Site icon AgeWage: Making your money work as hard as you do

Alright LCP and First Actuarial – here’s my ESG challenge to you!

I’d alert readers to an excellent thought piece by LCP consultant, Sam Cobley. You can read it here.

Sam ponders why, while every trustee and IGC chair is now commenting on Responsible Investment and Environmental, Social and Governance issues. So few are doing anything about investing in a responsible way.

His conclusion is that fiduciaries and consultants don’t want to be the first movers.

I’d be a little more blunt. They’d rather see someone else making mistakes and hoover up after them, avoiding the risk of reputational damage.

The problem with #metoo is that it doesn’t progress matters very far. This week LGIM, the investment arm of L&G decided to stop being #metoo and start voting against the constitution of boards where less than 25% directors are female. It’s comment was that the pace of change in this area has been too slow.

And of course there was a backlash in investment circles at what was taken as an unnecessary intervention into the governance of companies.

What is really scary about LGIM is that when it votes, it’s vote is a matter of public record and their sustainability team aren’t shy about naming names. That’s a long way from almost any consultancy I can think of. Even LCP have to publish data from surveys without putting names to data or opinion.

In my opinion, the tipping point for Responsible Investment will come when IGCs and Trustees stop being shy and demand action of their fund managers. Rather than hiding behind RI and ESG policies, fiduciaries need to actively boast that they are helping their members to the added value that can be garnered from the green pound.

The advisers to such fiduciaries need to be more rigorous and assert the need to include ESG strategies in the default investment options they advise on. Trustees need to be proud of going green with their investments, rather than awkward.
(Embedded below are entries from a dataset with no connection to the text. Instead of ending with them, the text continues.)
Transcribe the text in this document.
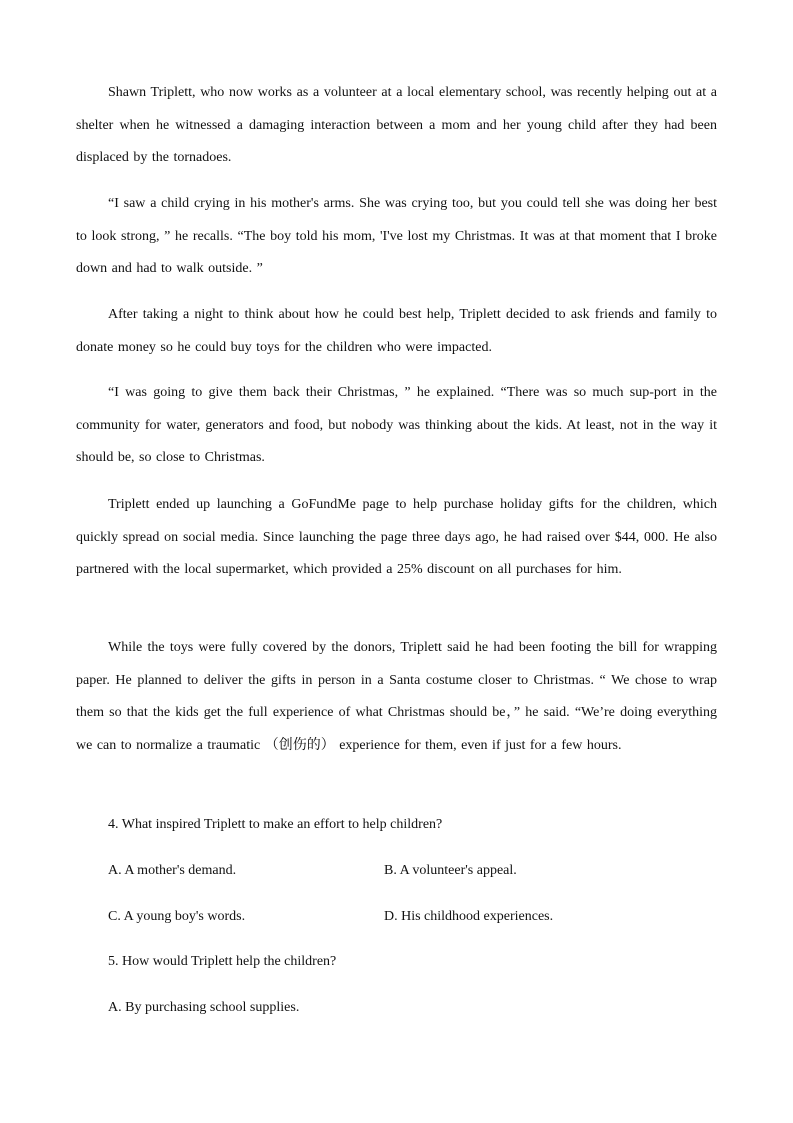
Shawn Triplett, who now works as a volunteer at a local elementary school, was recently helping out at a shelter when he witnessed a damaging interaction between a mom and her young child after they had been displaced by the tornadoes.

“I saw a child crying in his mother's arms. She was crying too, but you could tell she was doing her best to look strong, ” he recalls. “The boy told his mom, 'I've lost my Christmas. It was at that moment that I broke down and had to walk outside. ”

After taking a night to think about how he could best help, Triplett decided to ask friends and family to donate money so he could buy toys for the children who were impacted.

“I was going to give them back their Christmas, ” he explained. “There was so much sup-port in the community for water, generators and food, but nobody was thinking about the kids. At least, not in the way it should be, so close to Christmas.

Triplett ended up launching a GoFundMe page to help purchase holiday gifts for the children, which quickly spread on social media. Since launching the page three days ago, he had raised over $44, 000. He also partnered with the local supermarket, which provided a 25% discount on all purchases for him.

While the toys were fully covered by the donors, Triplett said he had been footing the bill for wrapping paper. He planned to deliver the gifts in person in a Santa costume closer to Christmas. “ We chose to wrap them so that the kids get the full experience of what Christmas should be，” he said. “We’re doing everything we can to normalize a traumatic （创伤的） experience for them, even if just for a few hours.

4. What inspired Triplett to make an effort to help children?

A. A mother's demand.	B. A volunteer's appeal.

C. A young boy's words.	D. His childhood experiences.

5. How would Triplett help the children?

A. By purchasing school supplies.
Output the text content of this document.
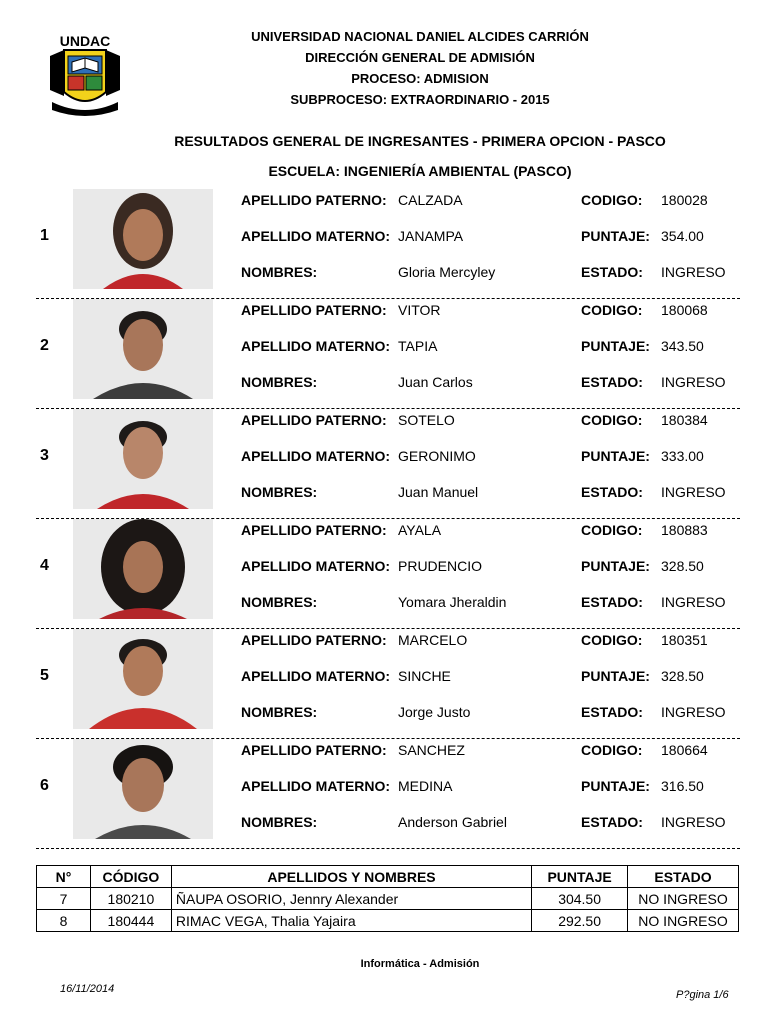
UNDAC	UNIVERSIDAD NACIONAL DANIEL ALCIDES CARRIÓN
DIRECCIÓN GENERAL DE ADMISIÓN
PROCESO: ADMISION
SUBPROCESO: EXTRAORDINARIO - 2015
RESULTADOS GENERAL DE INGRESANTES - PRIMERA OPCION - PASCO
ESCUELA: INGENIERÍA AMBIENTAL (PASCO)
1
APELLIDO PATERNO: CALZADA	CODIGO: 180028
APELLIDO MATERNO: JANAMPA	PUNTAJE: 354.00
NOMBRES:	Gloria Mercyley	ESTADO: INGRESO
2
APELLIDO PATERNO: VITOR	CODIGO: 180068
APELLIDO MATERNO: TAPIA	PUNTAJE: 343.50
NOMBRES:	Juan Carlos	ESTADO: INGRESO
3
APELLIDO PATERNO: SOTELO	CODIGO: 180384
APELLIDO MATERNO: GERONIMO	PUNTAJE: 333.00
NOMBRES:	Juan Manuel	ESTADO: INGRESO
4
APELLIDO PATERNO: AYALA	CODIGO: 180883
APELLIDO MATERNO: PRUDENCIO	PUNTAJE: 328.50
NOMBRES:	Yomara Jheraldin	ESTADO: INGRESO
5
APELLIDO PATERNO: MARCELO	CODIGO: 180351
APELLIDO MATERNO: SINCHE	PUNTAJE: 328.50
NOMBRES:	Jorge Justo	ESTADO: INGRESO
6
APELLIDO PATERNO: SANCHEZ	CODIGO: 180664
APELLIDO MATERNO: MEDINA	PUNTAJE: 316.50
NOMBRES:	Anderson Gabriel	ESTADO: INGRESO
N°	CÓDIGO	APELLIDOS Y NOMBRES	PUNTAJE	ESTADO
7	180210	ÑAUPA OSORIO, Jennry Alexander	304.50	NO INGRESO
8	180444	RIMAC VEGA, Thalia Yajaira	292.50	NO INGRESO
Informática - Admisión
16/11/2014	P?gina 1/6
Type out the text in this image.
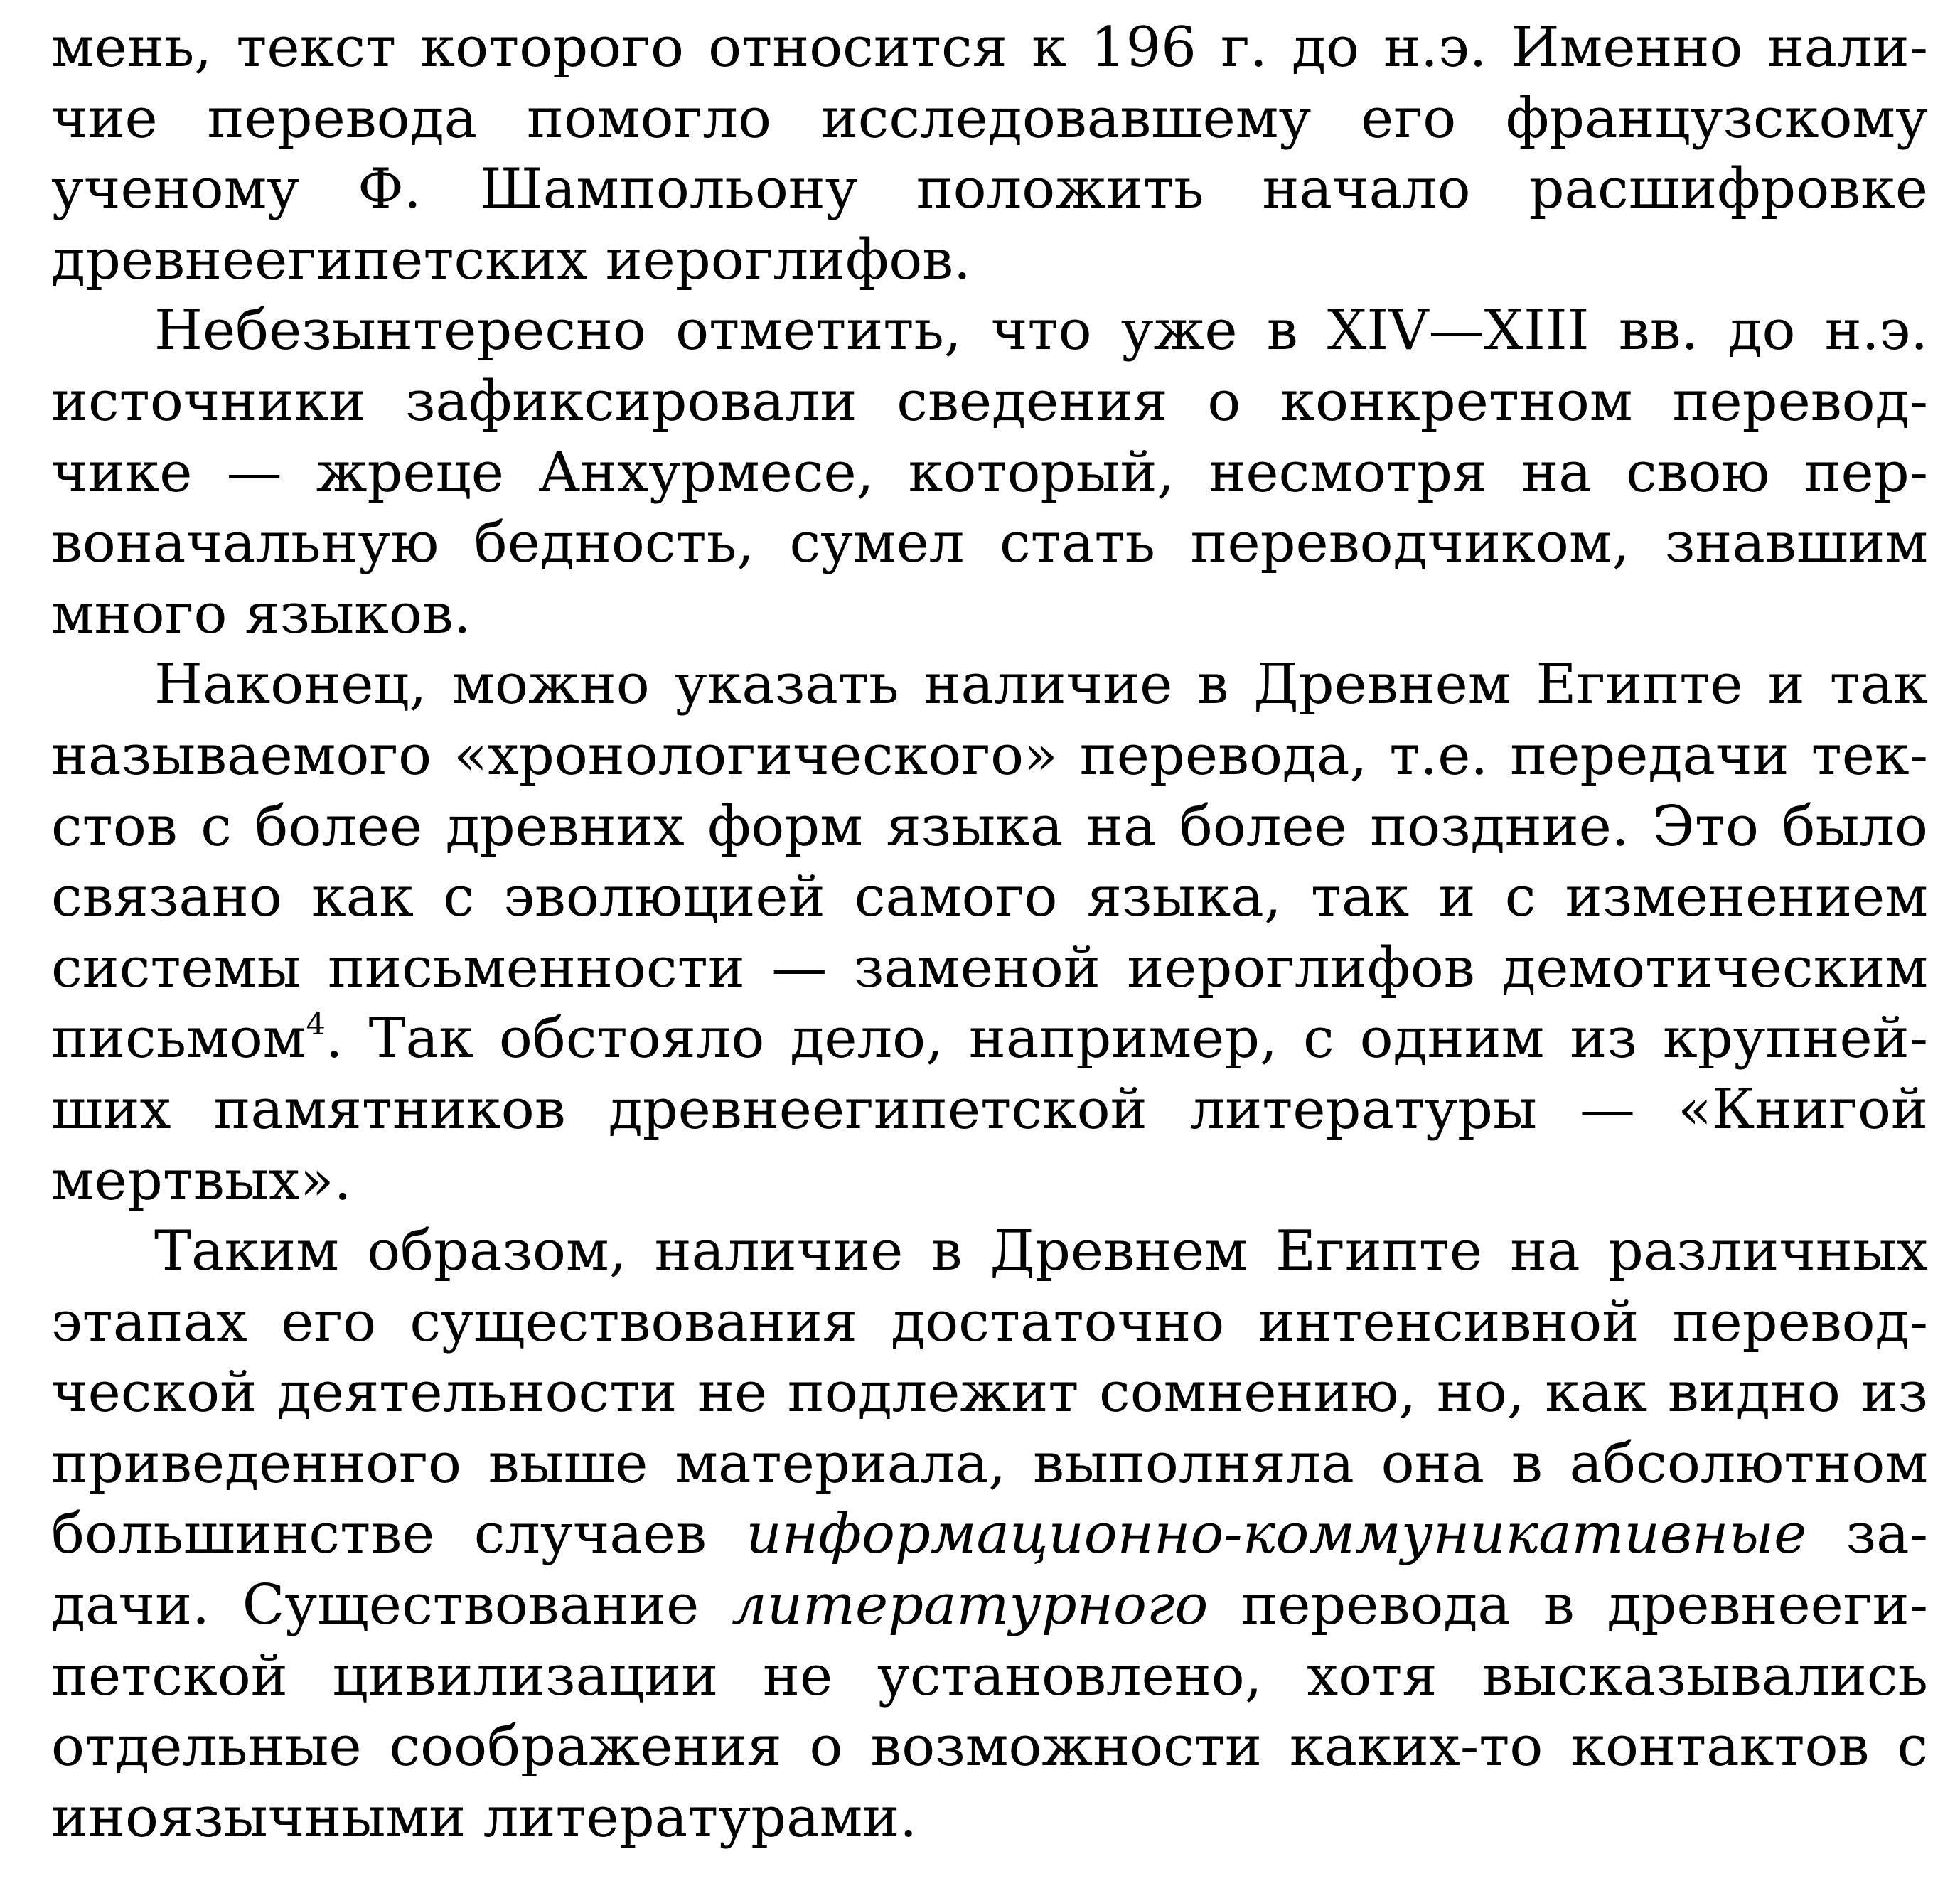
мень, текст которого относится к 196 г. до н.э. Именно нали-
чие перевода помогло исследовавшему его французскому
ученому Ф. Шампольону положить начало расшифровке
древнеегипетских иероглифов.
Небезынтересно отметить, что уже в XIV—XIII вв. до н.э.
источники зафиксировали сведения о конкретном перевод-
чике — жреце Анхурмесе, который, несмотря на свою пер-
воначальную бедность, сумел стать переводчиком, знавшим
много языков.
Наконец, можно указать наличие в Древнем Египте и так
называемого «хронологического» перевода, т.е. передачи тек-
стов с более древних форм языка на более поздние. Это было
связано как с эволюцией самого языка, так и с изменением
системы письменности — заменой иероглифов демотическим
письмом$^4$. Так обстояло дело, например, с одним из крупней-
ших памятников древнеегипетской литературы — «Книгой
мертвых».
Таким образом, наличие в Древнем Египте на различных
этапах его существования достаточно интенсивной перевод-
ческой деятельности не подлежит сомнению, но, как видно из
приведенного выше материала, выполняла она в абсолютном
большинстве случаев информационно-коммуникативные за-
дачи. Существование литературного перевода в древнееги-
петской цивилизации не установлено, хотя высказывались
отдельные соображения о возможности каких-то контактов с
иноязычными литературами.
But here there is a further problem. Advisers, like their clients, are caught by the tide that always sweeps them back to where they were. So proposals to adopt a green default – appear and then recede. How rare is it that they sail out to sea!

One board of trustee that has gone public with its default is the staff workplace pension scheme of the HSBC Bank. Not only did it create in “Future World” a default for its own staff, but it shared the product so that it can be invested in by others. My personal DC money is invested in Future World and I am happy to pay twice as much for the management of my money the “Future World” way, than in L&G’s equivalent passive global equity tracker.

There – I said it – a consultant outing himself over RI and ESG issues and like the “only gay in the village” – parading around in all his green vulnerability.

So here’s my challenge to Sam Cobley and the authors of LCP’s  “Behind the scenes: Are investment managers delivering on their responsible investment claims?” and “The LCP Responsible Investment Survey “- Matt Gibson, Claire Jones and John Clements.

“Are your personal pension pots invested in a green way? If they are, are you prepared to share why? If not – are you prepared to share why?”

I suspect that #metoo can work both ways and when we see consultants adopting green strategies and boasting they are prepared to have the courage of their convictions, then we will see positive #metoo behaviours among clients.

Other than First Actuarial, I know no other consultancy to which I can address this question.  So how about it LCP – are you up for that challenge – and First Actuarial, will you respond to it?

Do we really believe in Responsible Investment? The proof in the pudding is what we do with our own money!